Why doesn’t that change a single thing I feel?
If I stand here looking at him for one more second, I’m going to say words I can’t take back. So I go for a full-on distraction, stepping toward the bed and gesturing at it with a sweep of my arm. “I guess we should christen this thing.”
I grab the hem of my T-shirt and start pulling it up. Sex is a territory I understand how to navigate, where the stakes are physical. If I make this about our bodies, maybe I can stop my heart’s complete freefall.
Only Jeremy catches my hand and tugs my shirt back down. “Let’s go for a walk around the lake.”
“You’re turning down sex to take a nature walk?”
“I am.”
I pretend blood isn’t pounding through my head in dizzying confusion. “Should I be concerned about your ability to perform? Because the altitude can affect—”
“Avah.” The sound of my name in that rumbly register affects me at a soul-deep level.
“I’ll remind you of that statement tonight when my mouth is on you but you have to stay silent because the walls in this cabin are about as thick as a paper towel.
” He holds my gaze until shivers erupt all the way down my spine.
“But right now, I just want to walk with you. Is that a problem?”
The idea that a man might choose my company over my body feels so foreign that my throat tightens.
“No.” I shake my head. “No problem at all.”
He opens the screen door and holds it while I step through.
The trail we take curves behind the lodge toward the water, and Jeremy stays close enough that his arm brushes mine, like he really would take on a wild animal—or anything—to protect me.
The lake isn’t huge, but it fits this camp.
There’s no one else out here for the moment, and it feels like we’re back in that magical island bubble.
Our footsteps are almost silent on the path of dirt and pine needles. A family of ducks skids across the lake’s surface, and somewhere in the trees a woodpecker hammers at the bark.
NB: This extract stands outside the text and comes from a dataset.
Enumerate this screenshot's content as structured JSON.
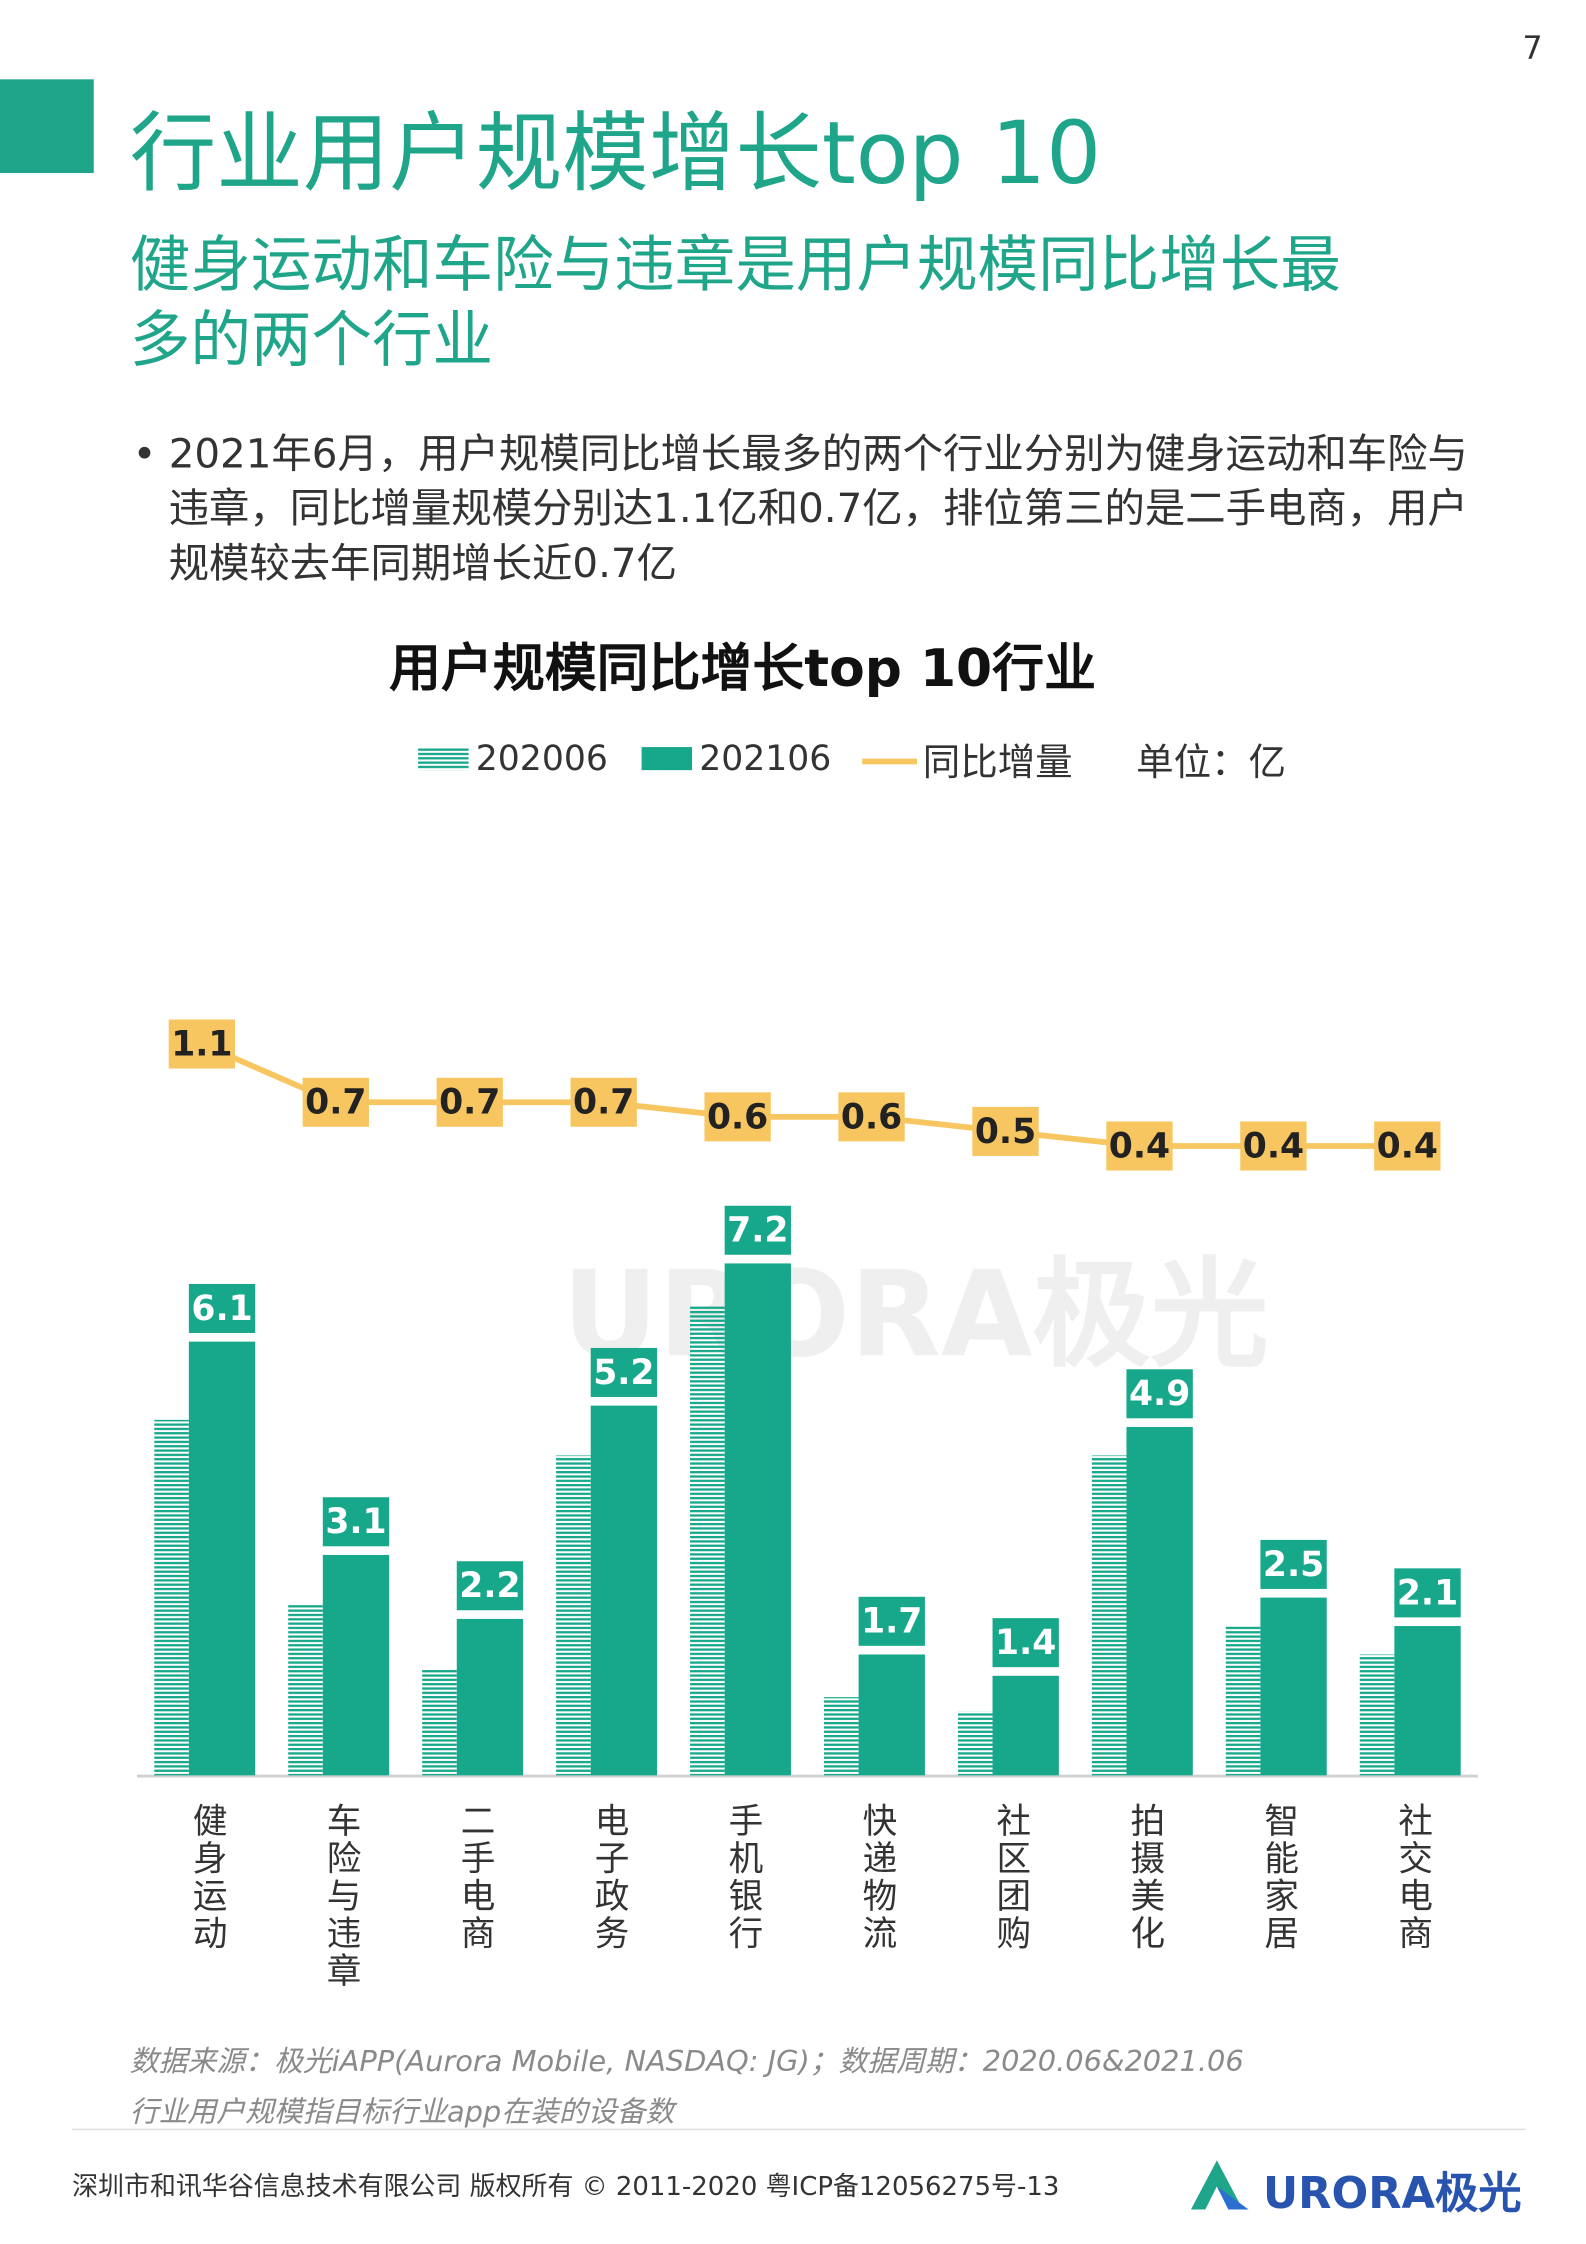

We don’t talk at first, but it’s a comfortable sort of quiet.
Jeremy tips his head back to look at the canopy of pine branches above us, and I love this version of him.
He can act like he’s put off by the age and condition of the facilities all he wants.
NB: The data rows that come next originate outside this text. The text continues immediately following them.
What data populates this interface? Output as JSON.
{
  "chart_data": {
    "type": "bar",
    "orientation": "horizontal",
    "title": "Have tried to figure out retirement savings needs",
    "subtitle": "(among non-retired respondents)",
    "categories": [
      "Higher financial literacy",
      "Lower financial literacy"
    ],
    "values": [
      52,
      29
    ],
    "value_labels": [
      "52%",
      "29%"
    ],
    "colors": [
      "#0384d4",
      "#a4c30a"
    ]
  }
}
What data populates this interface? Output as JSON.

But I see the boy who never got to be a kid—or even go to summer camp.
That boy grew into a man who built walls along with his empire because he didn’t know how else to keep himself safe.
The fierceness of how much I want him to experience joy should scare me. I’m giving him access to the part of me I swore I’d never hand over again. I want to believe he’s different. I’m different. That together we’re something more.
Yeah, I’m scared to death right now.
“Thank you for coming with me,” he says.
I nudge his arm with my elbow. “Someone has to keep you from talking shit about the camp facilities at the kickoff meeting.”
“I’m not that much of an idiot.” He nudges me back. “But good reminder.”
We reach the dock and walk to the end, where two faded Adirondack chairs sit overlooking the water. I drop into one and he takes the other, and we watch the late afternoon sun turn the water golden. When he reaches over and laces our fingers together, neither of us says a word.
I tell myself this feeling of being exactly where I’m supposed to be with exactly the right person is silly.
Remind myself that women who rush from one relationship to the next are the ones I swore I’d never become.
That this can’t be anything more than a temporary arrangement.
In the meantime, I hold his hand tighter.